Dani and Nelson walk out of the supermarket in Te Anau. Dani turns left. Nelson says, “Where are you going? We need to go this way.” They look up above where Dani is standing and see this street sign.They laugh way too hard. Nelson says “If your family was here this would be one of those jokes you guys say over and over again for years”. Dani responds, “HELLOOOO, my freezers open”. She is laughing so hard she almost pees her pants.
It’s Thanksgiving. No turkey. No cranberry sauce. No mashed potatos. No pumpin pie. No Ohio cousins. No touch football. No heated games of charades or pong. I think Thanksgiving is my most homesick day.
But I’m done pouting. I am thankful…
that we have a place in NZ that we call home and that we were welcomed back to it yesterday with hugs and kisses… that we are healthy and strong… that we can grow and eat good food… that we are loved…
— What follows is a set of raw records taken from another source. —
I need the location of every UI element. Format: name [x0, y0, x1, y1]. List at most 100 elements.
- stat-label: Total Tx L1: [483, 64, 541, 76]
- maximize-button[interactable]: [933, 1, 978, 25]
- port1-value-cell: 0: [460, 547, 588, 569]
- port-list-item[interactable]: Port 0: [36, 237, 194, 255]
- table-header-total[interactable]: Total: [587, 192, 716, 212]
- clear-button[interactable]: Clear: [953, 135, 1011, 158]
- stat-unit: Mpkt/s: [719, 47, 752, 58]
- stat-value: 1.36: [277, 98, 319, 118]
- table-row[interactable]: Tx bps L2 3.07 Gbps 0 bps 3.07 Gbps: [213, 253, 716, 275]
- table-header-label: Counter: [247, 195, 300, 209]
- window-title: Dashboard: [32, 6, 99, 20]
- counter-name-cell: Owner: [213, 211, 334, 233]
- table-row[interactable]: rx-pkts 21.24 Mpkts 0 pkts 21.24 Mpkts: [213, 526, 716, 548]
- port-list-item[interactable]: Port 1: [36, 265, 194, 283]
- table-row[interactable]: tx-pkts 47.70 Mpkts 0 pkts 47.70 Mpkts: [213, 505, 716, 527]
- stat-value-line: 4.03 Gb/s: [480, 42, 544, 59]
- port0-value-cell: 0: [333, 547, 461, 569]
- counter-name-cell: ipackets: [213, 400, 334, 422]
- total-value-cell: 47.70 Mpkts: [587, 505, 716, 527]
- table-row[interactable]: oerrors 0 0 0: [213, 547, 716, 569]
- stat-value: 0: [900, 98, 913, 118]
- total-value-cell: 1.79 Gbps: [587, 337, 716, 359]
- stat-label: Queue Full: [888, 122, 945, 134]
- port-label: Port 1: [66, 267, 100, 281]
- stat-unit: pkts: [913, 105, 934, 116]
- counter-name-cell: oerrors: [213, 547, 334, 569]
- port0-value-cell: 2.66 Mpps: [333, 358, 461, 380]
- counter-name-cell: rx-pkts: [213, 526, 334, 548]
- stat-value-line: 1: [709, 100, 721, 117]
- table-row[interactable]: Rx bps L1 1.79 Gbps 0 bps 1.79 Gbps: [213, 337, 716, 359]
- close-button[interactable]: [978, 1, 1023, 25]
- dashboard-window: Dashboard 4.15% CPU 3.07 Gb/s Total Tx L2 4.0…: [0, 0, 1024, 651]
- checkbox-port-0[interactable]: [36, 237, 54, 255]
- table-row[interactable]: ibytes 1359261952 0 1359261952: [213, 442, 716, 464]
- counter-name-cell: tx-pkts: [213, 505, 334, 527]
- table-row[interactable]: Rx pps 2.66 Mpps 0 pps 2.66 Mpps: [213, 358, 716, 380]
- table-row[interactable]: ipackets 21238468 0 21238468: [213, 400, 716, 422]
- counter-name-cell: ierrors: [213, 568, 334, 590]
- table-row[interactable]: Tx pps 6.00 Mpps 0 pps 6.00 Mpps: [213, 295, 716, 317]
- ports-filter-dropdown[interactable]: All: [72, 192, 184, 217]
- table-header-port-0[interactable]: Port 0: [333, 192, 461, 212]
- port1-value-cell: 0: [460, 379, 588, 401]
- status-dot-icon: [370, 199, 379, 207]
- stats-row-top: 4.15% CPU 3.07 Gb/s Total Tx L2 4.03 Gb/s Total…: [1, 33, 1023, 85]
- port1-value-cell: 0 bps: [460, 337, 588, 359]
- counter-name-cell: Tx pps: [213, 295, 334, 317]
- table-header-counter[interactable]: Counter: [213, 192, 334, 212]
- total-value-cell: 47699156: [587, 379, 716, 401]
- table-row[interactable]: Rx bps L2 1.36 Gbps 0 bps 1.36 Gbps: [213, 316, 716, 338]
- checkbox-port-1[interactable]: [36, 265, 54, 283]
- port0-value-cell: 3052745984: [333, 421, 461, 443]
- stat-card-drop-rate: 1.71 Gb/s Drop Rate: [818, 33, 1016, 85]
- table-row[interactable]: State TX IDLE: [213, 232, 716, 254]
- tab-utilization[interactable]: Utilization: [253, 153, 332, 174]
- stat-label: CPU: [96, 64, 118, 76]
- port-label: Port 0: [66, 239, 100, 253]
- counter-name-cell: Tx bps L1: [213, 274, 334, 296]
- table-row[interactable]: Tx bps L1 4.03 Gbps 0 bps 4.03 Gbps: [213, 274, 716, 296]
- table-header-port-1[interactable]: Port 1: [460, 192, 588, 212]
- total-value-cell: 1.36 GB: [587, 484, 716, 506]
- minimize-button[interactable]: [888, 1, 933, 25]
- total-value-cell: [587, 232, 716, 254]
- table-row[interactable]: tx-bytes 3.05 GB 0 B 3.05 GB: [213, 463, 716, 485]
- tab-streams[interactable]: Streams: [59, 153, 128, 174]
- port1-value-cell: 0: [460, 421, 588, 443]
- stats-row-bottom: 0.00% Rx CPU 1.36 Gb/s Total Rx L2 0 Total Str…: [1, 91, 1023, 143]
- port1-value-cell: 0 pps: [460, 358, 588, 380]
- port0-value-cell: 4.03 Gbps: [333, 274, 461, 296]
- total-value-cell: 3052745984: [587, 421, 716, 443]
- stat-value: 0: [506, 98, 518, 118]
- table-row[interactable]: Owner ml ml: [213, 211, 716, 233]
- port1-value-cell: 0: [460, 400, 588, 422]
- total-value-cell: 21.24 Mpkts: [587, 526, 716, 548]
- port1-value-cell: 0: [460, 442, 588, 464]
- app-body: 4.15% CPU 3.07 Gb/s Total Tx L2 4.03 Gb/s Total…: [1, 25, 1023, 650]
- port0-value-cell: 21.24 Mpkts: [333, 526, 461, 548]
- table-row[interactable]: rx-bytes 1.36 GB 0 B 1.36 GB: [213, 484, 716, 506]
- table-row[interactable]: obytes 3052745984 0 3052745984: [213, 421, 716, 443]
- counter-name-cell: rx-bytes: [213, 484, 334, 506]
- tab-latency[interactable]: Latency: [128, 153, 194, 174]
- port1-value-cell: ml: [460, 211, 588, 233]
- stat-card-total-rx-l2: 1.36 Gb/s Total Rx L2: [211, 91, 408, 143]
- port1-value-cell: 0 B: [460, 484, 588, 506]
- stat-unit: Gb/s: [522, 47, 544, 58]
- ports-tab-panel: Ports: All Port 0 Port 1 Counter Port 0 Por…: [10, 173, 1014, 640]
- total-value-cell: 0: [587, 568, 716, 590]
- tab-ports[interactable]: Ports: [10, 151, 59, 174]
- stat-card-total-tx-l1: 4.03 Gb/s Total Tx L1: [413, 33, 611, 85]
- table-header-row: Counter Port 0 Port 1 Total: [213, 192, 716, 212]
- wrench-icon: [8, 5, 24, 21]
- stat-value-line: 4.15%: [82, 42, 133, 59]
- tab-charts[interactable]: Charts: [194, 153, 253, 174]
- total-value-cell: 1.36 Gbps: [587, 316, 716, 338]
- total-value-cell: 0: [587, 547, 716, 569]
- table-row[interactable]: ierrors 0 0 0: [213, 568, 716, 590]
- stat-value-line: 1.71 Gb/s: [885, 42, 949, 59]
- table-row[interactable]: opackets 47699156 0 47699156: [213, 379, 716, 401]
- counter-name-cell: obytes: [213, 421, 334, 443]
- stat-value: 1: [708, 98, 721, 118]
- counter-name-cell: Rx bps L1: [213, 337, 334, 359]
I miss you all terribly and hope that your Thanksgiving is joyous, whether you are eating tapas, turkey, or vegemite.
and some of this…
and a whole lot of this…
Off the southern coast of New Zealand is a small island called Stewart Island. The only place in the world closer to Antartica than this is Tierra del Fuego. This fact, mixed with weather reports of rain (and possible snow) showers, did not leave us with high hopes for our time there. But, like the rest of our trip so far, we had amazing weather. It only rained one day.
We took the ferry over to Stewart Island and even though it was supposedly the calmest day in weeks, I had to work hard to fend off a reappearance of my breakfast. We then took off with ambitions of getting as far into the backcountry as we could in four days. Our ambitious first day, through bogs of mud left us fellin old and exhausted, so we shifted routes for an easier way back. Even so, my left knee is suffering from a bit of bursitis (ironically known as “house-maid’s knee”).
The ferry ride back was a bit rougher and two days later I am still feeling nauseous. Luckily we have a bit of down time in the cute little town of Riverton where Nelson will be presenting three workshops at the Southland Environment Center.
We’re not sure where we will head from there since we got an email saying that the next track we had reservations to hike, the Kepler Track, is closed due to avalanches. Maybe out to Doubtful Sound, or the Hump Ridge Track, or as far on the Kepler as we can get. So many possibilities!
The problem with buses is that they only go where all the people go. So, if you’re looking to say travel along the Southern Scenic route of New Zealand… total population circa 1,000. You’re out of luck.
I don’t fully endorse hitch-hiking, but as an environmentally friendly way to travel places that don’t have public bus service, it has its perks (If you’re with a strong man who will protect you from getting kidnapped and murdered of course… or if you can just run faster than whoever you’re travelling with).
So thumbs it was. We stuck ours out on the outskirts of Balclutha and got a ride within 15 minutes to Surat Bay, where we camped overnight at this awesome little campground. I was admiring some fine-looking home-made veggie burgers being cooked by a nice Irish lass and we got to talking. Turns out her and her fiance had a campervan and were travelling along the Southern Scenic route as well. They had some spare seats. We had some spare wine. It all worked out.
Travelling with them was like being in a coach bus that stopped at all of the sites we wanted to see anyway. Those stops mostly included beautiful sea-side vistas and short hikes to waterfalls. (Pictures to follow at some point). We all decided to camp at Curio Bay, another gorgeous sea-side campground that we shared with a few aggressive sea lions. So agressive that after dinner we were all trapped in the campervan. (Video to follow). Then this morning they drove us to Invercargill where we are treating ourselves with a night in a hostel. Woo hoo!
Best part is that we convinced them to go down to Stewart Island, so they’ll be dropping us off at the ferry tomorrow morning. Sweet. Can you call it hitch-hiking when you end up getting door to door service to all of the best sights along your route?
So, tomorrow us and the irishmen will take a ferry ride across the tumultuos sound to Halfmoon Bay where we will spend three days tramping through native bush and searching for kiwi birds. So far South Island = Fabulous.
Two days into our south island holiday and things are going grandly. Yesterday we went on a wildlife tour and got up close and personal with fur seals, sea lions, albatrosses, and penguins. Penguins were not afraid of us at all. I can now assert that it may in fact be plausible to pick on of the cute little guys up, but they are bigger than you think. And way noisier.
Pictures once we get on a computer that doesn’t cost us $2/ 15 min.